Kate shrugs. “I’m sure she suspects. Although, actually, I have no idea. Your grandmother and I haven’t talked about it because we don’t talk about anything. I’ve had a very lonely life.”
“You have?” Jessie says. In her mind, Kate is the center of everything. She’s Exalta’s daughter; she was Wilder’s wife and now she’s David’s wife; she’s Blair’s, Kirby’s, Tiger’s, and Jessie’s mother. How can she be lonely?
Kate’s eyes fill with tears and Jessie gazes at her with wonder. Her mother is so beautiful, even in her bathrobe and pink silk pajamas, even without pearls or lipstick. Jessie knows her mother is sick with worry about Tiger but now it appears she’s sad about all sorts of other things, older things.
“The night Wilder died…” Kate says.
“You don’t have to talk about it,” Jessie says.
“I have to tell someone, don’t you see?” Kate says. She squeezes Jessie’s hand, and for the first time ever in her life, Jessie understands that her mother is real.
It’s a revelation. Her mother is a human being who feels pain—sadness, loneliness, confusion. Jessie thought all grown-ups lived in a different atmosphere, one that was like a cool, clear gel. Adults had problems, Jessie knew—money and their children—but one of the benefits of reaching adulthood, she thought, was that you outgrew the raw, hot, chaotic emotions of adolescence.

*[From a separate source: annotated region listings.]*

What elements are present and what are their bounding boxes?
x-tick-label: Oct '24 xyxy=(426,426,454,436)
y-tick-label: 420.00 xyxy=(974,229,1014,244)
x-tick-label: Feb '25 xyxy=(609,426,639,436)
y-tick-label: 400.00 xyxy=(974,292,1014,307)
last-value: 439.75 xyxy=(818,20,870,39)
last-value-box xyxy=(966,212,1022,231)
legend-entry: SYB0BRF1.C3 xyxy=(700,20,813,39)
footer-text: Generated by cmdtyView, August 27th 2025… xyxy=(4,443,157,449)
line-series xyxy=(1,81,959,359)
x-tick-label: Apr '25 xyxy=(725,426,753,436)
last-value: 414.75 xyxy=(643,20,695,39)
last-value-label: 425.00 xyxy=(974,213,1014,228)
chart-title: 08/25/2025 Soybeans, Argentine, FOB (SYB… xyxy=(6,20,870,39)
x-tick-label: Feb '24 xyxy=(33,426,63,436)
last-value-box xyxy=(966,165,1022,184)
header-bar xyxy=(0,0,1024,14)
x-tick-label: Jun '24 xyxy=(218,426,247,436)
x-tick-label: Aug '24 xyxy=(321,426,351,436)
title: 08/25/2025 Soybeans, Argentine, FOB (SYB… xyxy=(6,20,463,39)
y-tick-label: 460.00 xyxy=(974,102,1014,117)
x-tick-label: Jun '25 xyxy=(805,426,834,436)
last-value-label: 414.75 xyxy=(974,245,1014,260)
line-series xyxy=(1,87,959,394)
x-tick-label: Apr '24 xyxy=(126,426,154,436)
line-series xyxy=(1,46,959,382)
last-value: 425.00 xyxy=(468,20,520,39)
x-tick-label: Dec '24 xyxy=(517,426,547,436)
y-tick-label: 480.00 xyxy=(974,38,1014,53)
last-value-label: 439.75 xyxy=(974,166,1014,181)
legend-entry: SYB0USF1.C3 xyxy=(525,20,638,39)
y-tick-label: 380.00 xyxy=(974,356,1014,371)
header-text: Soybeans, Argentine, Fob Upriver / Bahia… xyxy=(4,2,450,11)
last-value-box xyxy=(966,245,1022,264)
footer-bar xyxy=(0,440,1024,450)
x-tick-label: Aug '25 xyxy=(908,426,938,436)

“The night Wilder died was a couple of days after I received a letter from Lorraine telling me that she was pregnant with his baby.”
Jessie’s stomach drops.
“I wanted to confront him while the children were asleep,” Kate says. “I found him in his workshop, cleaning his gun.”

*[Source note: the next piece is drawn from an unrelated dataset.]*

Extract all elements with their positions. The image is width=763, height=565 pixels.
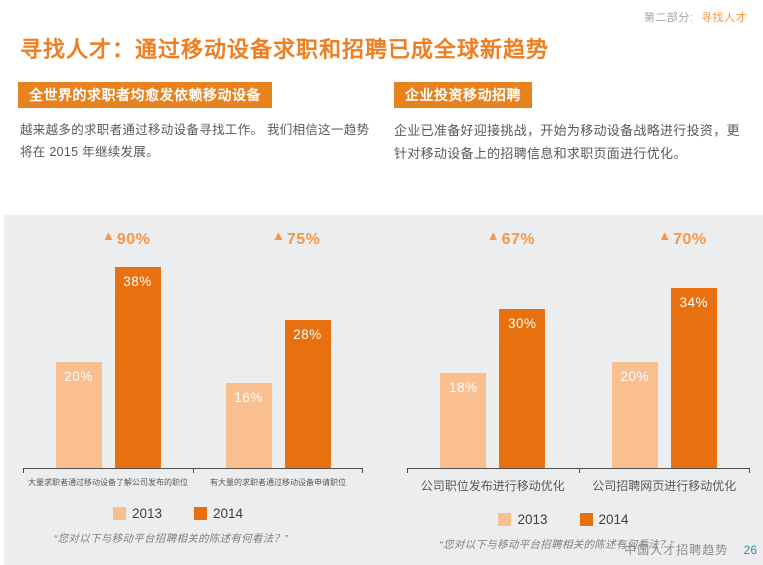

Jessie bows her head and closes her eyes. She knows she should be honored that her mother has chosen her as a confidante…but she doesn’t want to hear another word. Already the story is different from the one Jessie believed to be true her whole life. She thought that Kate had walked into the workshop and found Wilder dead.

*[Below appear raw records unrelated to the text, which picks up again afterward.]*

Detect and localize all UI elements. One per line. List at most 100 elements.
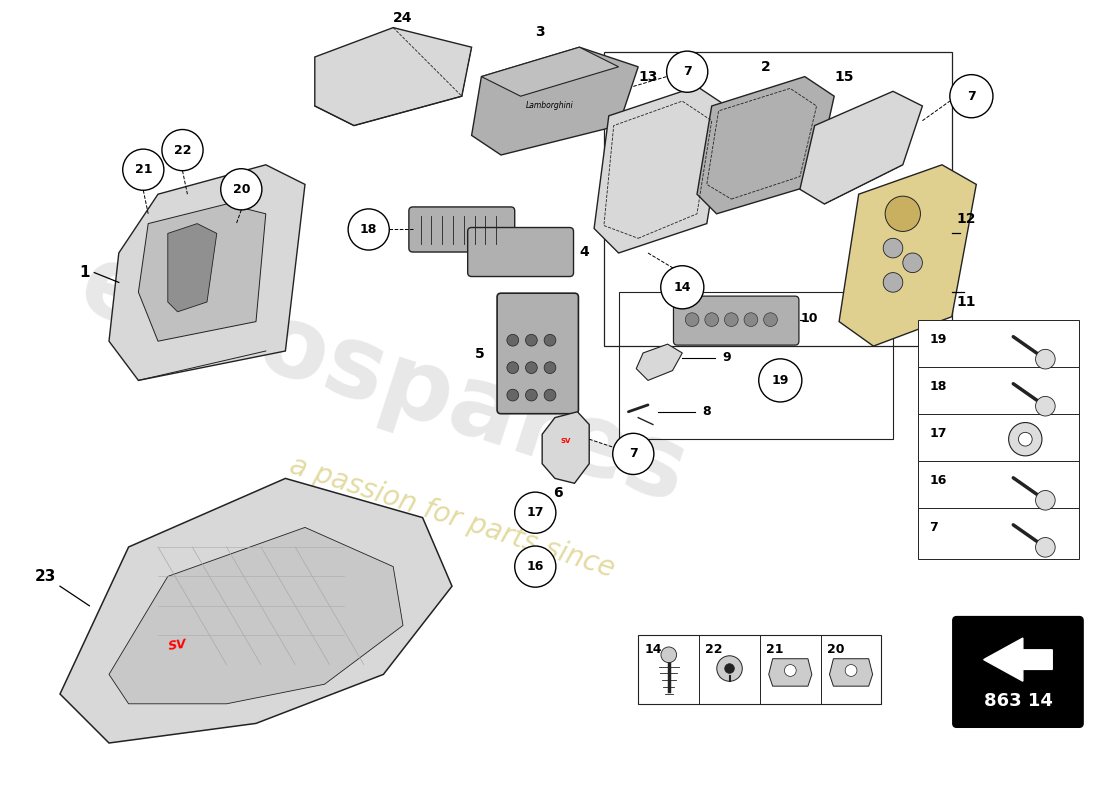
Circle shape [685, 313, 698, 326]
Text: a passion for parts since: a passion for parts since [286, 452, 618, 583]
FancyBboxPatch shape [917, 414, 1079, 465]
Text: 16: 16 [930, 474, 947, 487]
Circle shape [744, 313, 758, 326]
Circle shape [763, 313, 778, 326]
Circle shape [507, 390, 518, 401]
Text: 15: 15 [834, 70, 854, 84]
Text: 1: 1 [79, 265, 90, 280]
Circle shape [544, 334, 556, 346]
Text: 18: 18 [360, 223, 377, 236]
Text: 7: 7 [967, 90, 976, 102]
Text: 14: 14 [645, 643, 662, 656]
Circle shape [123, 149, 164, 190]
Text: 11: 11 [957, 295, 977, 309]
Circle shape [1035, 397, 1055, 416]
FancyBboxPatch shape [673, 296, 799, 345]
FancyBboxPatch shape [953, 617, 1084, 727]
Circle shape [544, 390, 556, 401]
Circle shape [1035, 490, 1055, 510]
Text: 12: 12 [957, 212, 977, 226]
Polygon shape [594, 86, 726, 253]
FancyBboxPatch shape [468, 227, 573, 277]
Circle shape [784, 665, 796, 676]
Circle shape [845, 665, 857, 676]
Polygon shape [800, 91, 923, 204]
Text: 20: 20 [826, 643, 844, 656]
Polygon shape [109, 527, 403, 704]
FancyBboxPatch shape [638, 635, 881, 704]
Circle shape [1035, 538, 1055, 557]
Circle shape [883, 238, 903, 258]
Text: SV: SV [167, 638, 188, 653]
Circle shape [507, 362, 518, 374]
Text: 2: 2 [761, 60, 770, 74]
Text: 13: 13 [638, 70, 658, 84]
Text: 9: 9 [722, 351, 730, 364]
Polygon shape [139, 204, 266, 341]
Circle shape [886, 196, 921, 231]
Text: eurospares: eurospares [68, 237, 698, 524]
Text: 17: 17 [930, 427, 947, 440]
Circle shape [526, 334, 537, 346]
Circle shape [507, 334, 518, 346]
Polygon shape [109, 165, 305, 380]
Text: 23: 23 [34, 569, 56, 584]
Text: 3: 3 [536, 26, 544, 39]
Text: 8: 8 [703, 406, 711, 418]
Polygon shape [168, 223, 217, 312]
Circle shape [661, 647, 676, 662]
Text: 22: 22 [174, 144, 191, 157]
Polygon shape [769, 658, 812, 686]
Circle shape [348, 209, 389, 250]
Polygon shape [542, 412, 590, 483]
Text: 10: 10 [801, 312, 818, 325]
Text: 17: 17 [527, 506, 544, 519]
Circle shape [1035, 350, 1055, 369]
Circle shape [544, 362, 556, 374]
Circle shape [515, 546, 556, 587]
Text: 19: 19 [930, 333, 947, 346]
FancyBboxPatch shape [917, 366, 1079, 418]
Circle shape [221, 169, 262, 210]
Text: 16: 16 [527, 560, 544, 573]
Circle shape [725, 664, 735, 674]
Circle shape [705, 313, 718, 326]
Text: 7: 7 [629, 447, 638, 460]
Text: 863 14: 863 14 [983, 692, 1053, 710]
Circle shape [903, 253, 923, 273]
Polygon shape [829, 658, 872, 686]
Circle shape [515, 492, 556, 534]
Polygon shape [482, 47, 618, 96]
Text: Lamborghini: Lamborghini [526, 102, 574, 110]
FancyBboxPatch shape [409, 207, 515, 252]
Circle shape [725, 313, 738, 326]
Polygon shape [839, 165, 977, 346]
Text: 19: 19 [771, 374, 789, 387]
Circle shape [661, 266, 704, 309]
Text: 20: 20 [232, 182, 250, 196]
FancyBboxPatch shape [917, 508, 1079, 558]
FancyBboxPatch shape [917, 320, 1079, 370]
Circle shape [759, 359, 802, 402]
Text: 22: 22 [705, 643, 723, 656]
Circle shape [162, 130, 204, 170]
Polygon shape [472, 47, 638, 155]
Circle shape [667, 51, 707, 92]
Text: 24: 24 [394, 10, 412, 25]
Text: 7: 7 [930, 521, 938, 534]
Polygon shape [697, 77, 834, 214]
Text: 21: 21 [766, 643, 783, 656]
Text: 5: 5 [474, 347, 484, 361]
Text: 7: 7 [683, 66, 692, 78]
Circle shape [949, 74, 993, 118]
Circle shape [1009, 422, 1042, 456]
Text: 6: 6 [553, 486, 563, 500]
Polygon shape [636, 344, 682, 380]
Text: 14: 14 [673, 281, 691, 294]
Text: 4: 4 [580, 245, 590, 259]
Polygon shape [60, 478, 452, 743]
Polygon shape [315, 27, 472, 126]
Text: 18: 18 [930, 380, 947, 393]
Circle shape [1019, 432, 1032, 446]
Circle shape [717, 656, 743, 682]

“I let him read the letter from Lorraine,” Kate goes on, “and I said, ‘It looks like you’re to have a bastard child. I’m taking the children and leaving you. I’m moving back to Beacon Hill with my parents. I’m through, Wilder, and there’s nothing you can do about it. I’ve contacted a lawyer and I’m filing for divorce.’”
Jessie holds her breath. She had been told long ago—by whom, she can’t remember—that Wilder shot himself accidentally and that Kate had hired David Levin to prove it wasn’t a suicide and he had done that.
“I closed the door and walked away,” Kate says. “But do you know what I regret?”
Jessie senses that she’s not expected to answer, and she can’t find her voice anyway.
“I regret not slamming the door,” Kate says. “If I’d shown anger, Wilder might have snapped to his senses and come after me to argue or plead his case. He had…dramatic mood swings, problems with pills and whiskey…but I didn’t realize how low his low points were. Honestly, Jessica, I wasn’t thinking about him in that moment. I was thinking about myself. I was thinking that he had betrayed me. He had been unfaithful with someone I knew, someone I liked. And he’d been careless enough to get her pregnant, which meant that the whole wide world would know that Wilder preferred Lorraine Crimmins to me, and I would be humiliated on top of my heartbreak.”
“What happened?” Jessie asks.
“A split second after I’d closed the door quietly but firmly, with a click, and walked away, I heard a shot.”
“He killed himself,” Jessie says.
“Yes,” Kate says. “I wasn’t a hundred percent certain at first because Wilder was prone to drama. I thought it was possible he’d fired a shot into the wall to make me think he’d killed himself. And he was so unstable that I also thought it was possible that I’d open that door and he would be pointing the gun at me.”
“What did you do?” Jessie asks.
“I waited a few minutes and when I heard nothing but silence, I opened the door and I saw what he’d done.” Kate eyes are dry, her face calm. She might be telling Jessie that she opened the door to find Wilder had fixed the vacuum. “My first emotion was completely irrational: anger. I was furious that Wilder had taken the easy way out. I wanted him to face what he’d done. I wanted him to feel shame in front of my father, in front of my mother.”